Hatfill was reluctant to go into details about the military side of his business, other than to say that the El Yunque is the most accessible rain forest in America’s sphere of influence. For special operations forces, it’s an ideal locale for jungle war games, for what used to be freely called Survival, Evasion, Resistance and Escape training before SERE became a euphemism for torture in the war on terror. (In response to a Freedom of Information Act request, the U.S. Special Operations Command said it had no open contracts with either of Hatfill’s ventures as of 2012.)

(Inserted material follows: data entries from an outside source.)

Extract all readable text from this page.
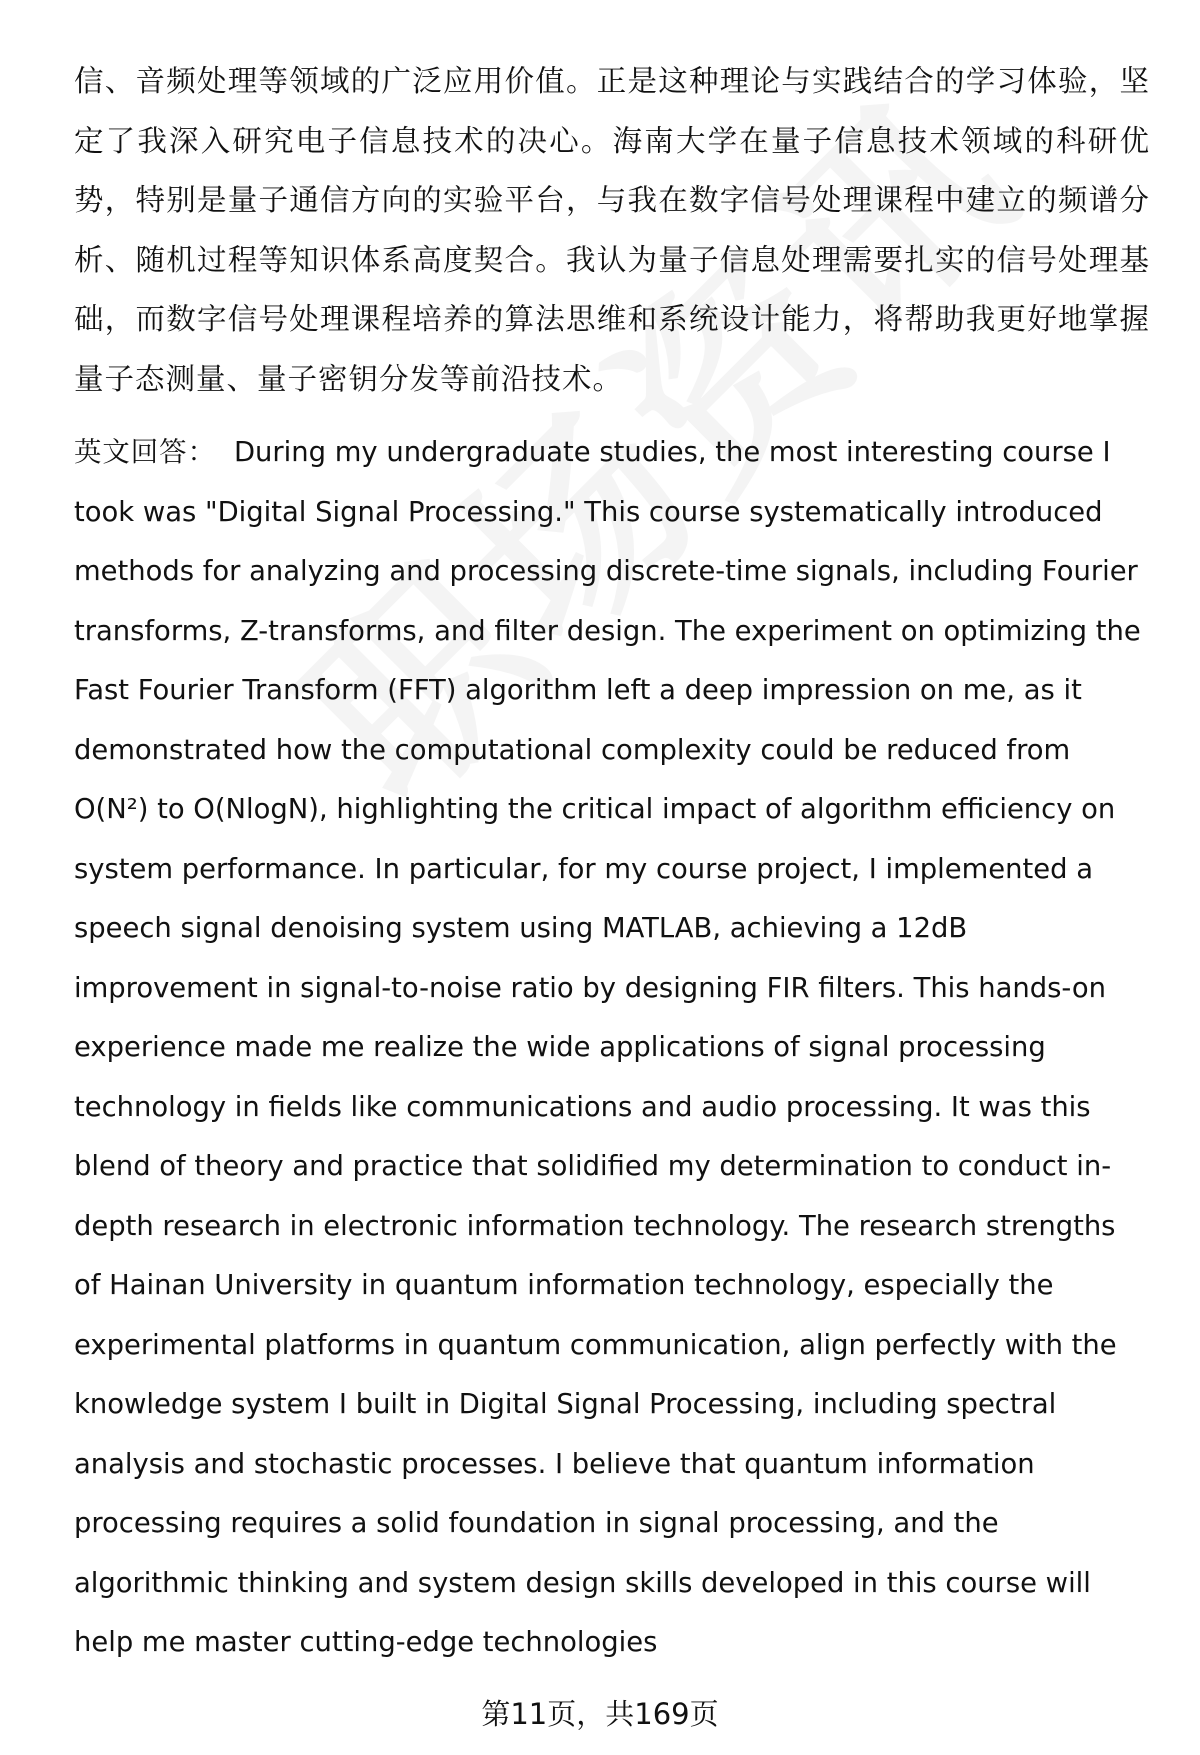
信、音频处理等领域的广泛应用价值。正是这种理论与实践结合的学习体验，坚定了我深入研究电子信息技术的决心。海南大学在量子信息技术领域的科研优势，特别是量子通信方向的实验平台，与我在数字信号处理课程中建立的频谱分析、随机过程等知识体系高度契合。我认为量子信息处理需要扎实的信号处理基础，而数字信号处理课程培养的算法思维和系统设计能力，将帮助我更好地掌握量子态测量、量子密钥分发等前沿技术。

英文回答： During my undergraduate studies, the most interesting course I took was "Digital Signal Processing." This course systematically introduced methods for analyzing and processing discrete-time signals, including Fourier transforms, Z-transforms, and filter design. The experiment on optimizing the Fast Fourier Transform (FFT) algorithm left a deep impression on me, as it demonstrated how the computational complexity could be reduced from O(N²) to O(NlogN), highlighting the critical impact of algorithm efficiency on system performance. In particular, for my course project, I implemented a speech signal denoising system using MATLAB, achieving a 12dB improvement in signal-to-noise ratio by designing FIR filters. This hands-on experience made me realize the wide applications of signal processing technology in fields like communications and audio processing. It was this blend of theory and practice that solidified my determination to conduct in-depth research in electronic information technology. The research strengths of Hainan University in quantum information technology, especially the experimental platforms in quantum communication, align perfectly with the knowledge system I built in Digital Signal Processing, including spectral analysis and stochastic processes. I believe that quantum information processing requires a solid foundation in signal processing, and the algorithmic thinking and system design skills developed in this course will help me master cutting-edge technologies

第11页，共169页
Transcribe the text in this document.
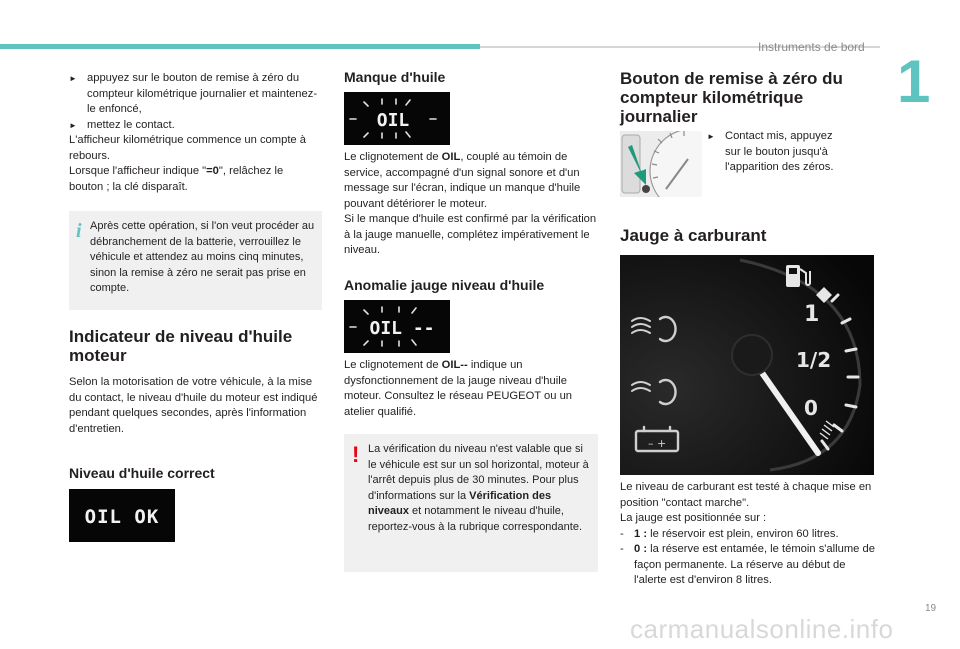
Instruments de bord
1

► appuyez sur le bouton de remise à zéro du compteur kilométrique journalier et maintenez-le enfoncé,

► mettez le contact.

L'afficheur kilométrique commence un compte à rebours.

Lorsque l'afficheur indique "=0", relâchez le bouton ; la clé disparaît.

i Après cette opération, si l'on veut procéder au débranchement de la batterie, verrouillez le véhicule et attendez au moins cinq minutes, sinon la remise à zéro ne serait pas prise en compte.

Indicateur de niveau d'huile moteur

Selon la motorisation de votre véhicule, à la mise du contact, le niveau d'huile du moteur est indiqué pendant quelques secondes, après l'information d'entretien.

Niveau d'huile correct
OIL OK
Manque d'huile
OIL

Le clignotement de OIL, couplé au témoin de service, accompagné d'un signal sonore et d'un message sur l'écran, indique un manque d'huile pouvant détériorer le moteur.

Si le manque d'huile est confirmé par la vérification à la jauge manuelle, complétez impérativement le niveau.

Anomalie jauge niveau d'huile
OIL --

Le clignotement de OIL-- indique un dysfonctionnement de la jauge niveau d'huile moteur. Consultez le réseau PEUGEOT ou un atelier qualifié.

! La vérification du niveau n'est valable que si le véhicule est sur un sol horizontal, moteur à l'arrêt depuis plus de 30 minutes. Pour plus d'informations sur la Vérification des niveaux et notamment le niveau d'huile, reportez-vous à la rubrique correspondante.

Bouton de remise à zéro du compteur kilométrique journalier

► Contact mis, appuyez sur le bouton jusqu'à l'apparition des zéros.

Jauge à carburant
– +
1
1/2
0

Le niveau de carburant est testé à chaque mise en position "contact marche".

La jauge est positionnée sur :

- 1 : le réservoir est plein, environ 60 litres.

- 0 : la réserve est entamée, le témoin s'allume de façon permanente. La réserve au début de l'alerte est d'environ 8 litres.

19
carmanualsonline.info
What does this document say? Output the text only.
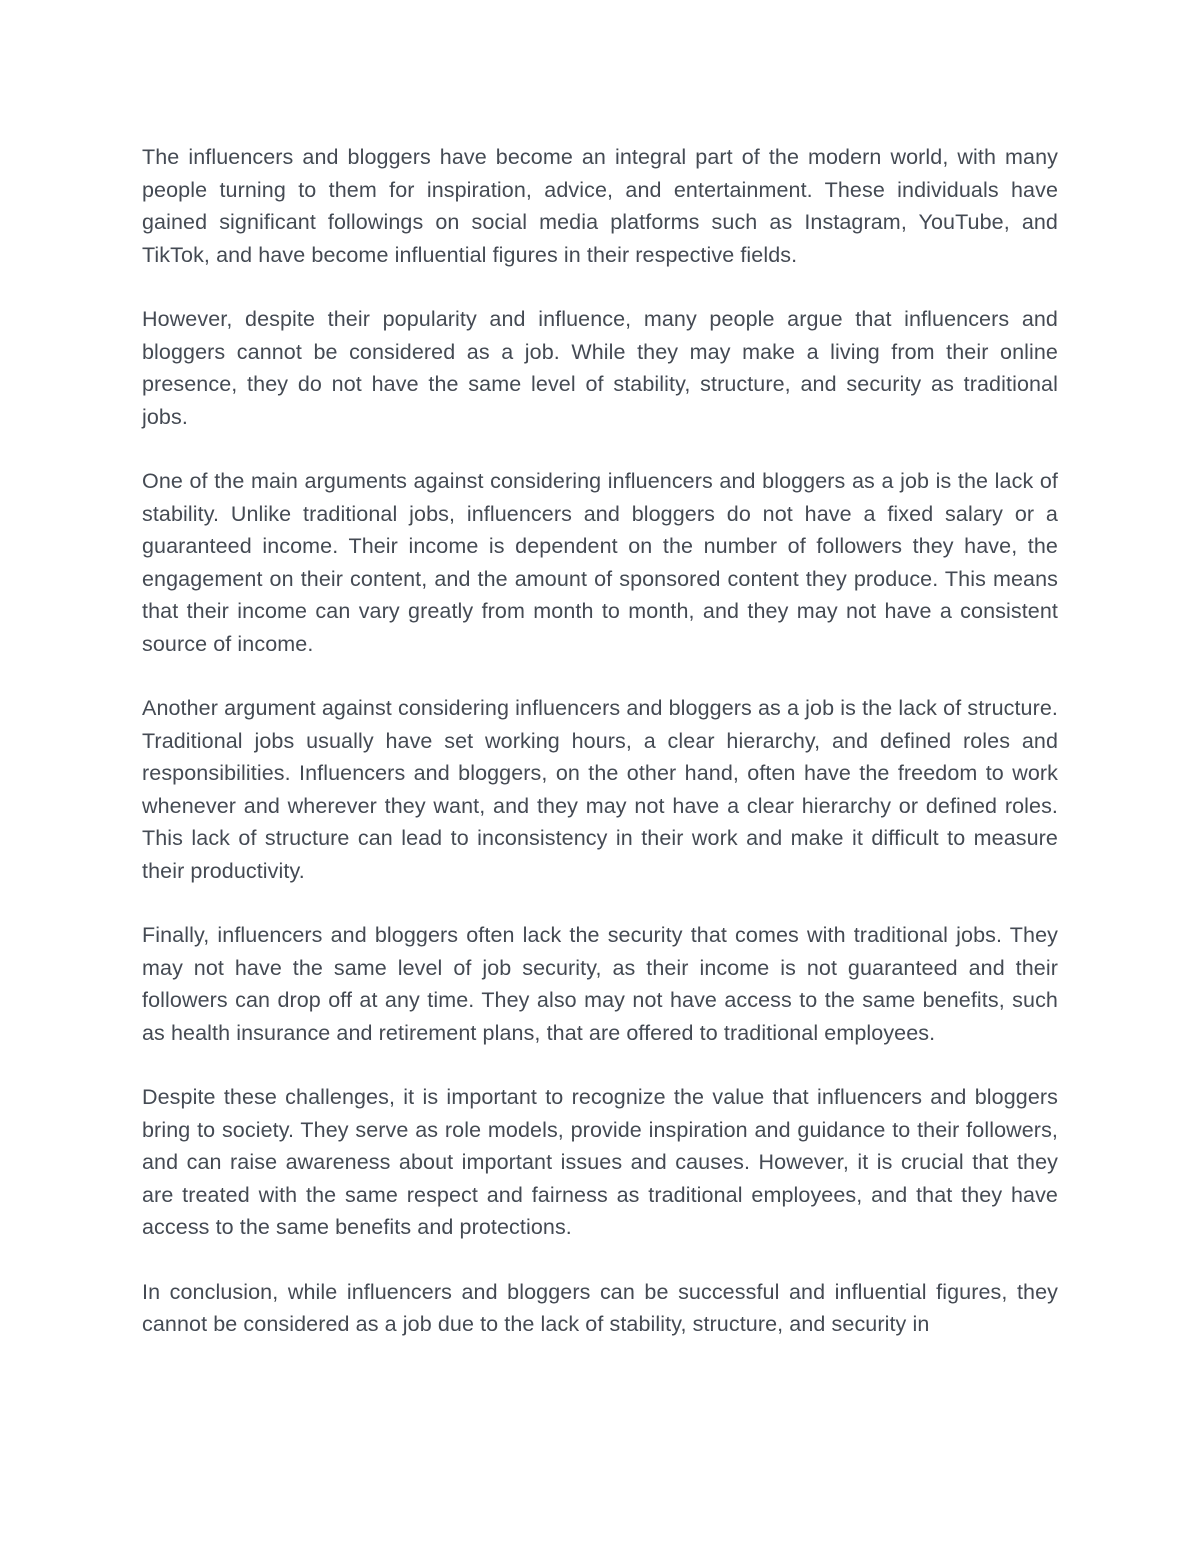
The influencers and bloggers have become an integral part of the modern world, with many people turning to them for inspiration, advice, and entertainment. These individuals have gained significant followings on social media platforms such as Instagram, YouTube, and TikTok, and have become influential figures in their respective fields.

However, despite their popularity and influence, many people argue that influencers and bloggers cannot be considered as a job. While they may make a living from their online presence, they do not have the same level of stability, structure, and security as traditional jobs.

One of the main arguments against considering influencers and bloggers as a job is the lack of stability. Unlike traditional jobs, influencers and bloggers do not have a fixed salary or a guaranteed income. Their income is dependent on the number of followers they have, the engagement on their content, and the amount of sponsored content they produce. This means that their income can vary greatly from month to month, and they may not have a consistent source of income.

Another argument against considering influencers and bloggers as a job is the lack of structure. Traditional jobs usually have set working hours, a clear hierarchy, and defined roles and responsibilities. Influencers and bloggers, on the other hand, often have the freedom to work whenever and wherever they want, and they may not have a clear hierarchy or defined roles. This lack of structure can lead to inconsistency in their work and make it difficult to measure their productivity.

Finally, influencers and bloggers often lack the security that comes with traditional jobs. They may not have the same level of job security, as their income is not guaranteed and their followers can drop off at any time. They also may not have access to the same benefits, such as health insurance and retirement plans, that are offered to traditional employees.

Despite these challenges, it is important to recognize the value that influencers and bloggers bring to society. They serve as role models, provide inspiration and guidance to their followers, and can raise awareness about important issues and causes. However, it is crucial that they are treated with the same respect and fairness as traditional employees, and that they have access to the same benefits and protections.

In conclusion, while influencers and bloggers can be successful and influential figures, they cannot be considered as a job due to the lack of stability, structure, and security in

On the Internet, Hatfill has managed to stay under the radar since the end of the Amerithrax saga. In 2011, he co-authored an article in the online magazine Small Wars Journal with his Selous Scout friend, outlining a Rhodesian counterinsurgency doctrine called “Fire Force.” To future-proof against smear campaigns, he’d also parked himself on every imaginable Web profile site associated with his name. Why give bait to trolls, conspiracy theorists and free-range reporters? He’d had enough.
But in late 2013, Hatfill emitted a few new signs of life, in the form of a videotaped PowerPoint lecture called “Immediate Bystander” and a landing page for a series of novels he may be writing under the alias S.J. “Doc” H. By then, he had sued two of his original Templar associates for breach of contract, unjust enrichment, misappropriation of trade secrets and a host of other claims, after they allegedly used his camp and contacts to launch their own side business. And after my long hiatus waiting for a glimpse of his boat, Hatfill made it clear in October 2012 that I too had overstepped the boundaries. He asserted that everything we had discussed in person was off the record and directed all follow-up questions to his attorney.
Back in D.C., in October 2010, Hatfill and I were descending in an elevator at George Washington University, where he had just shown a class of premeds how to stanch wounds with tourniquets. Saying our goodbyes for the night, he reached into his pocket and offered to pay for my cab fare.
“Oh, no, that’s not necessary,” I said.
Hatfill looked up, holding his cash and smiling, and said, “At least let John Ashcroft pay for it.”